Skip forward to June 1977, and now Parr was 25, and the whole country, it seemed, was celebrating Queen Elizabeth II’s Silver Jubilee. The young photographer, who had already made a name for himself as an acute observer of changing life in Northern England, was busy working among the declining towns and villages that surrounded Hebden Bridge, where he’d based himself after graduating from Manchester Polytechnic.
Street parties were already a favorite subject, so the Silver Jubilee celebrations were not to be missed, tens of thousands of them springing up and down the land in early Summer. Parr made a few successful images at a party in Todmorden, capturing the modest sense of occasion and mild reverie, families stung along makeshift tables that line the entire length of a road strung with balloons and bunting. (Most probably they were colored red, white and blue, but we cannot tell, as Parr was still shooting black-and-white in those days.)
In Elland, 10 miles away along the Calder Valley, he made another picture, photographing the sad spectacle of a Jubilee party gone wrong. There is no one to be seen, just a regal-looking three-tiered cake sat at the center of a table hastily abandoned to rain, left among a row of paper plates high above a street that’s become a sea.
That image became one of the key photographs in Bad Weather, Parr’s first photobook of many, published five years later, for which many of the pictures were shot with heavy flash and an underwater camera.

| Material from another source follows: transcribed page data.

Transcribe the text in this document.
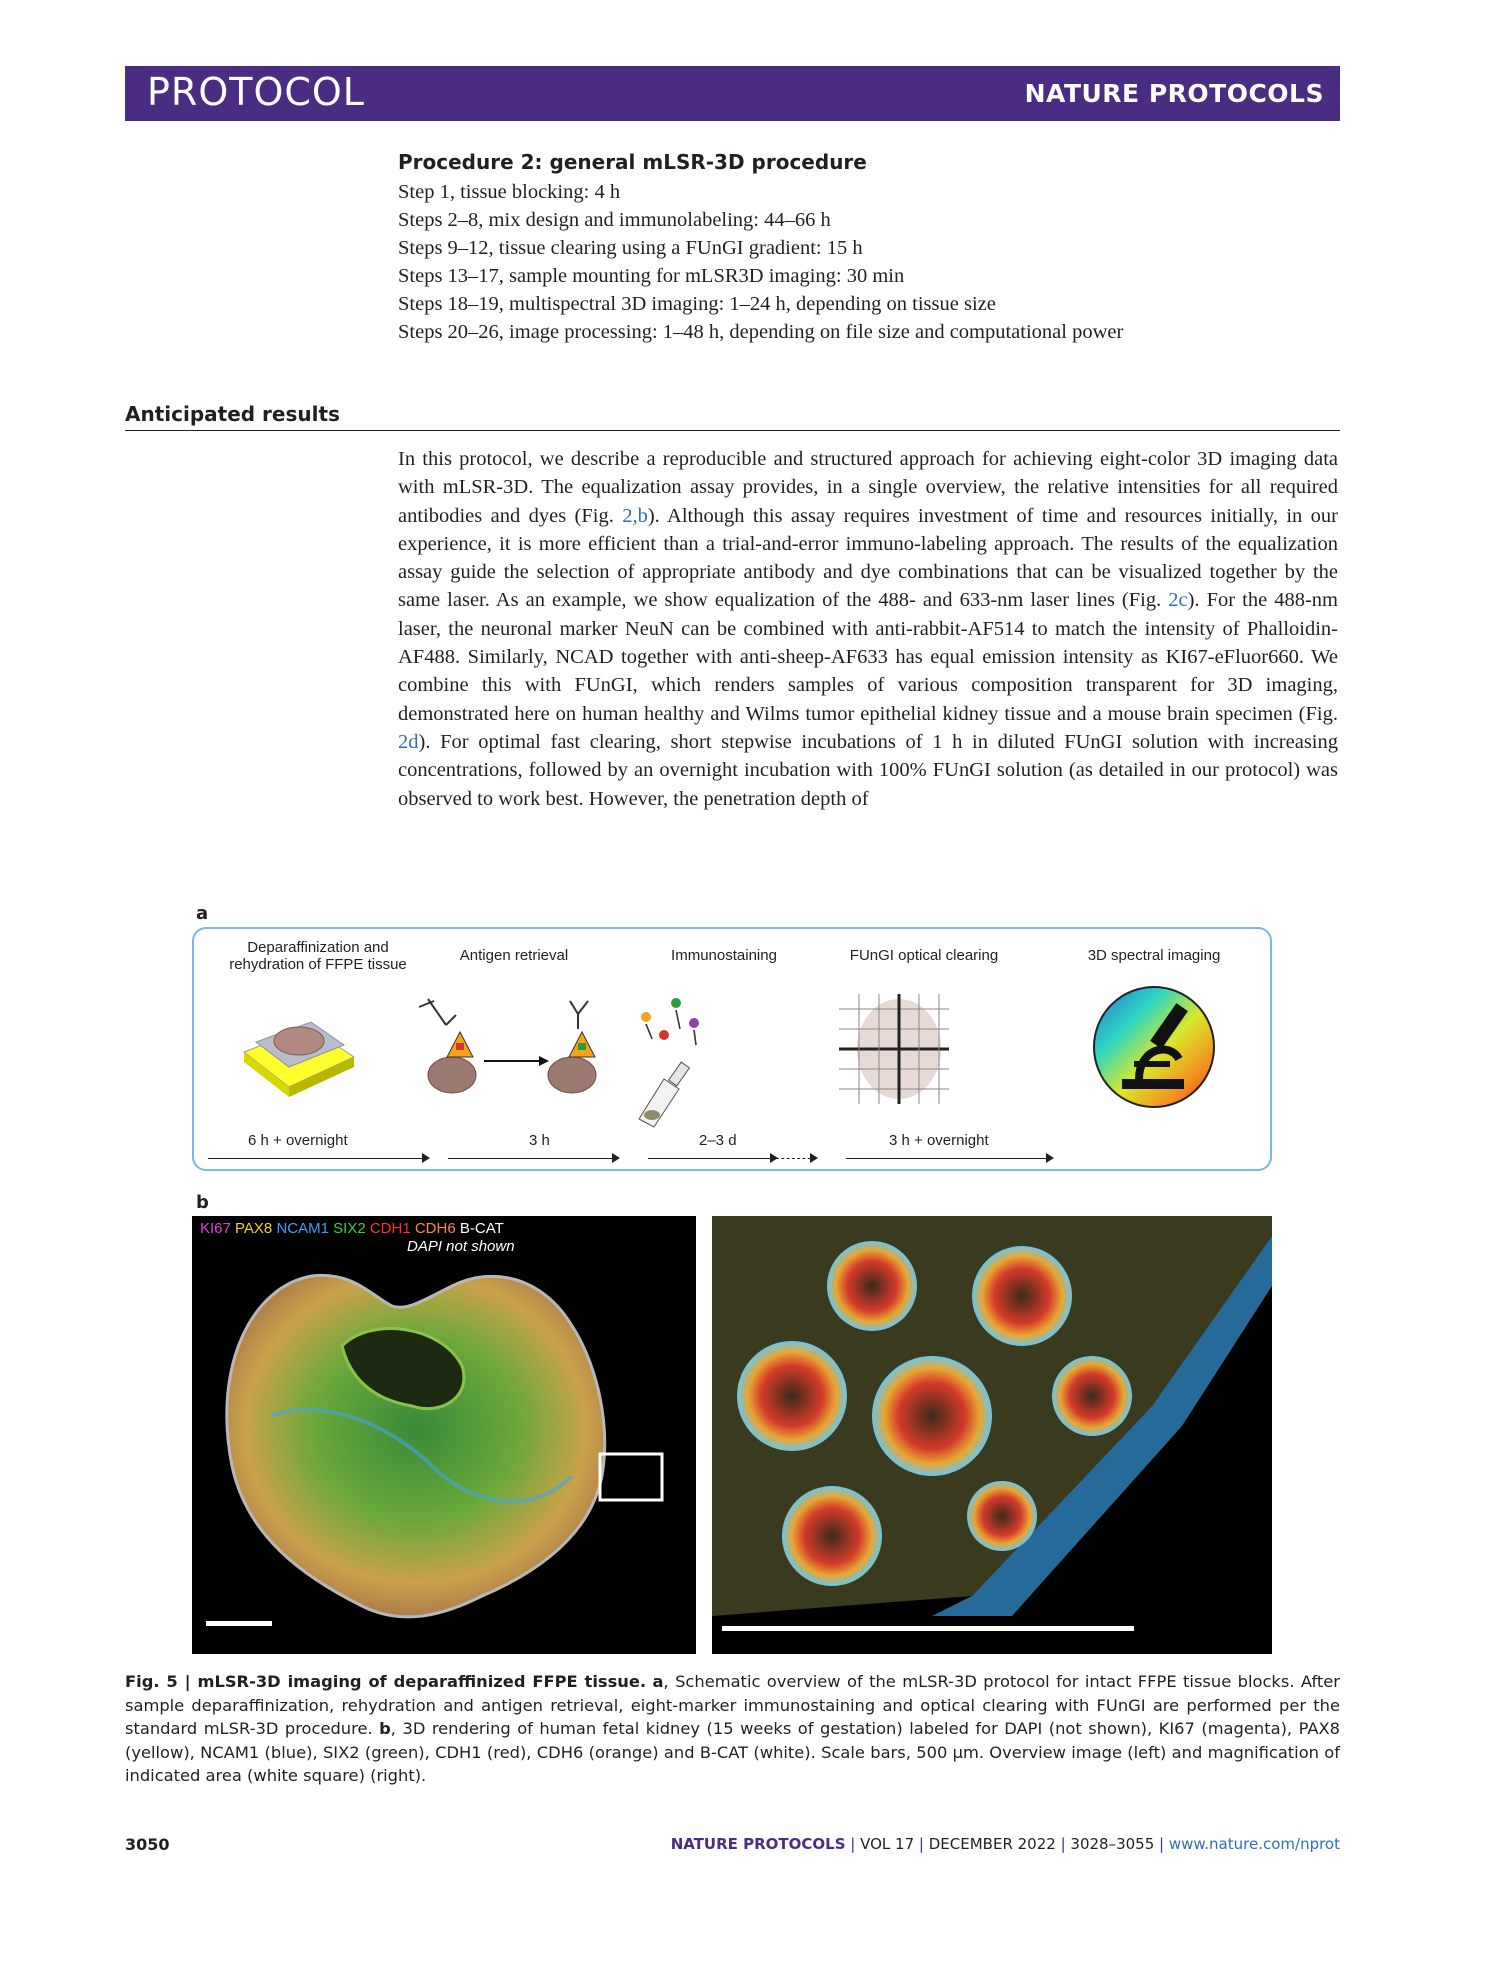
PROTOCOL	NATURE PROTOCOLS
Procedure 2: general mLSR-3D procedure
Step 1, tissue blocking: 4 h
Steps 2–8, mix design and immunolabeling: 44–66 h
Steps 9–12, tissue clearing using a FUnGI gradient: 15 h
Steps 13–17, sample mounting for mLSR3D imaging: 30 min
Steps 18–19, multispectral 3D imaging: 1–24 h, depending on tissue size
Steps 20–26, image processing: 1–48 h, depending on file size and computational power
Anticipated results
In this protocol, we describe a reproducible and structured approach for achieving eight-color 3D imaging data with mLSR-3D. The equalization assay provides, in a single overview, the relative intensities for all required antibodies and dyes (Fig. 2,b). Although this assay requires investment of time and resources initially, in our experience, it is more efficient than a trial-and-error immuno-labeling approach. The results of the equalization assay guide the selection of appropriate antibody and dye combinations that can be visualized together by the same laser. As an example, we show equalization of the 488- and 633-nm laser lines (Fig. 2c). For the 488-nm laser, the neuronal marker NeuN can be combined with anti-rabbit-AF514 to match the intensity of Phalloidin-AF488. Similarly, NCAD together with anti-sheep-AF633 has equal emission intensity as KI67-eFluor660. We combine this with FUnGI, which renders samples of various composition transparent for 3D imaging, demonstrated here on human healthy and Wilms tumor epithelial kidney tissue and a mouse brain specimen (Fig. 2d). For optimal fast clearing, short stepwise incubations of 1 h in diluted FUnGI solution with increasing concentrations, followed by an overnight incubation with 100% FUnGI solution (as detailed in our protocol) was observed to work best. However, the penetration depth of
a
Deparaffinization and rehydration of FFPE tissue
Antigen retrieval	Immunostaining	FUnGI optical clearing	3D spectral imaging
6 h + overnight	3 h	2–3 d	3 h + overnight
b
KI67 PAX8 NCAM1 SIX2 CDH1 CDH6 B-CAT
DAPI not shown
Fig. 5 | mLSR-3D imaging of deparaffinized FFPE tissue. a, Schematic overview of the mLSR-3D protocol for intact FFPE tissue blocks. After sample deparaffinization, rehydration and antigen retrieval, eight-marker immunostaining and optical clearing with FUnGI are performed per the standard mLSR-3D procedure. b, 3D rendering of human fetal kidney (15 weeks of gestation) labeled for DAPI (not shown), KI67 (magenta), PAX8 (yellow), NCAM1 (blue), SIX2 (green), CDH1 (red), CDH6 (orange) and B-CAT (white). Scale bars, 500 μm. Overview image (left) and magnification of indicated area (white square) (right).
3050	NATURE PROTOCOLS | VOL 17 | DECEMBER 2022 | 3028–3055 | www.nature.com/nprot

And, of course, royal-themed celebrations and street parties became a happy hunting ground for many years to come, featuring just as prominently – if not more – as he moved into color, and then later extreme close-up, as he began making the trademark ‘Parresque’ images we know him for today.
Wherever he travels in the world, both he and his photographs are often described as ‘quintessentially British’ – and what could be more so than Parr at a royal occasion. And though he has photographed Her Majesty in person, his interest has always been her subjects. Indeed, this weekend, as the UK marks the 70th anniversary of her coronation – be it in the spirit of pride, or irony – Parr will, as always, be lurking.